In international politics, the primary day-to-day means of contact between states is through the institution of diplomacy. A rich legal tradition of how this diplomacy is governed has evolved, and the practices of diplomacy by states continue to change and shape the patterns of world politics around us. So one important way to understand international politics is to examine the practices of diplomats and the contexts within which they operate.

Keele's MA/MRes in Diplomatic Studies aims to meet this need. The first of its kind in the UK, it continues to provide a solid, advanced grounding in the legal foundations, and the theory and practice of diplomacy. Many students on the course are from diplomatic backgrounds, and so the course provides a useful link between the worlds of academia and of practical policy-making.

The course is taught over a 12 month period (September-September; January-January). It is available as a full-time and/or part-time mode of study. Students completing the course have gone on to a variety of careers in the public, private and voluntary sectors.

See the website https://www.keele.ac.uk/pgtcourses/diplomaticstudies/

Course Aims

The course aims to ground students in the central legal, theoretical and practical aspects of diplomacy. It does this within a context of a more general understanding of International Relations.
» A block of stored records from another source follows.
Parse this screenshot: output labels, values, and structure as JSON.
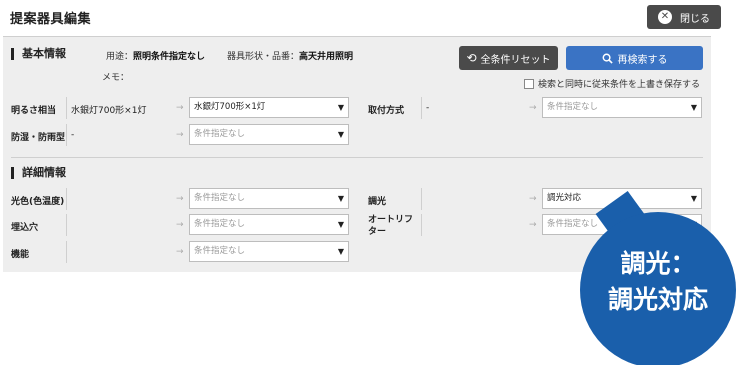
{
  "header": {
    "title": "提案器具編集",
    "close_label": "閉じる",
    "close_icon": "close-icon"
  },
  "basic": {
    "section_title": "基本情報",
    "usage_label": "用途：",
    "usage_value": "照明条件指定なし",
    "shape_label": "器具形状・品番：",
    "shape_value": "高天井用照明",
    "memo_label": "メモ："
  },
  "actions": {
    "reset_label": "全条件リセット",
    "search_label": "再検索する",
    "save_checkbox_label": "検索と同時に従来条件を上書き保存する"
  },
  "basic_rows": [
    {
      "label": "明るさ相当",
      "value": "水銀灯700形×1灯",
      "select": "水銀灯700形×1灯",
      "placeholder": false
    },
    {
      "label": "取付方式",
      "value": "-",
      "select": "条件指定なし",
      "placeholder": true
    },
    {
      "label": "防湿・防雨型",
      "value": "-",
      "select": "条件指定なし",
      "placeholder": true
    }
  ],
  "detail": {
    "section_title": "詳細情報",
    "rows": [
      {
        "label": "光色(色温度)",
        "value": "",
        "select": "条件指定なし",
        "placeholder": true
      },
      {
        "label": "調光",
        "value": "",
        "select": "調光対応",
        "placeholder": false
      },
      {
        "label": "埋込穴",
        "value": "",
        "select": "条件指定なし",
        "placeholder": true
      },
      {
        "label": "オートリフター",
        "value": "",
        "select": "条件指定なし",
        "placeholder": true
      },
      {
        "label": "機能",
        "value": "",
        "select": "条件指定なし",
        "placeholder": true
      }
    ]
  },
  "callout": {
    "line1": "調光：",
    "line2": "調光対応"
  },
  "colors": {
    "accent": "#3a73c4",
    "callout": "#1a5fab",
    "dark_button": "#4a4a4a",
    "panel_bg": "#eeeeee"
  }
}
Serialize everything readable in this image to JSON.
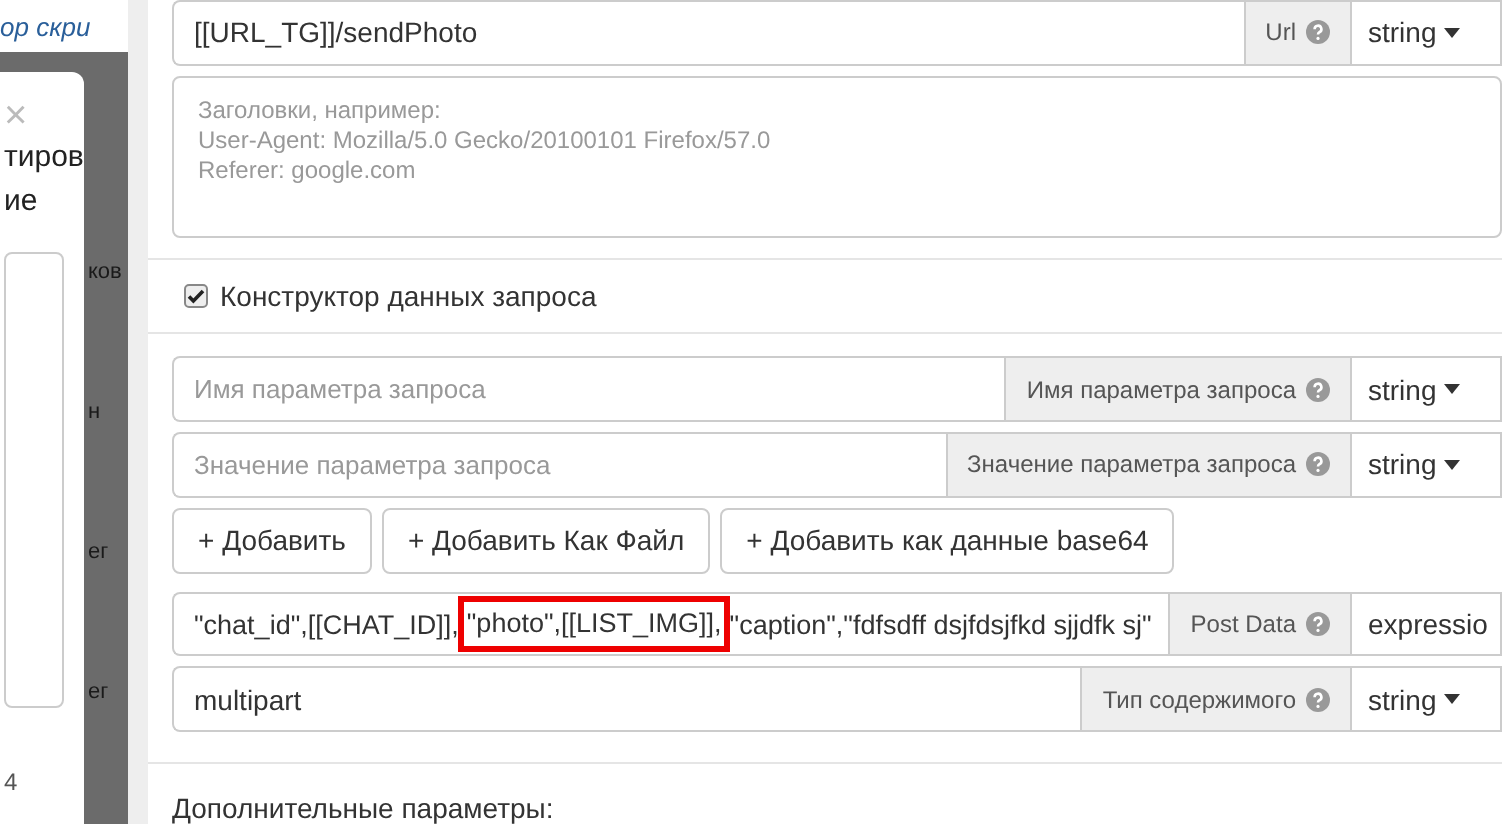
{
  "background": {
    "header_text": "ор скри",
    "behind_texts": [
      "ков",
      "н",
      "ег",
      "ег"
    ]
  },
  "dialog": {
    "close": "×",
    "title_lines": [
      "тиров",
      "ие"
    ],
    "footer": "4"
  },
  "url_row": {
    "value": "[[URL_TG]]/sendPhoto",
    "label": "Url",
    "type": "string"
  },
  "headers": {
    "placeholder": "Заголовки, например:\nUser-Agent: Mozilla/5.0 Gecko/20100101 Firefox/57.0\nReferer: google.com"
  },
  "constructor": {
    "label": "Конструктор данных запроса",
    "checked": true
  },
  "param_rows": [
    {
      "placeholder": "Имя параметра запроса",
      "label": "Имя параметра запроса",
      "type": "string"
    },
    {
      "placeholder": "Значение параметра запроса",
      "label": "Значение параметра запроса",
      "type": "string"
    }
  ],
  "buttons": [
    "+ Добавить",
    "+ Добавить Как Файл",
    "+ Добавить как данные base64"
  ],
  "post_data": {
    "parts": [
      {
        "text": "\"chat_id\",[[CHAT_ID]],",
        "highlighted": false
      },
      {
        "text": "\"photo\",[[LIST_IMG]],",
        "highlighted": true
      },
      {
        "text": "\"caption\",\"fdfsdff dsjfdsjfkd sjjdfk sj\"",
        "highlighted": false
      }
    ],
    "label": "Post Data",
    "type": "expressio"
  },
  "content_type": {
    "value": "multipart",
    "label": "Тип содержимого",
    "type": "string"
  },
  "extra": "Дополнительные параметры:"
}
It also prepares students for research – both research that they may do for their dissertation, but also research that they may undertake in their future academic or professional work. The optional modules and the dissertation give students a broad scope in which to pursue topics of their own choosing.

Course Content

Taught masters programmes require satisfactory completion of at least 180 credits, made up of 6 taught module (120 credits) plus a 15,000 word dissertation (60 credits). The MA and MRes programmes differ in that the MA programme contains more subject-specific modules and less research training, while the MRes programme contains more research training, in preparation for a research career or for undertaking a research degree such as a PhD.

MA
• Power, Knowledge and the World (30 credits)
• Perspectives in Politics and International Relations (30 credits)
• Research in Action (15 credits)
• Three (15 credits) optional modules chosen from the list below
• 15,000 word dissertation on an approved topic in Diplomatic Studies (60 credits)

MRes
• Research Design and Process (20 credits)
• Two 15 credits optional modules chosen from the list below
• Perspectives in Politics and international Relations (30 credits)
• Quantitative Data Analysis I (20 credits)
• Qualitative Data Analysis (20 credits)
• 15,000 word dissertation on an approved topic in Diplomatic Studies (60 credits)

Options
Optional modules can be drawn from modules such as those listed below, although the precise list of available modules may vary from year to year.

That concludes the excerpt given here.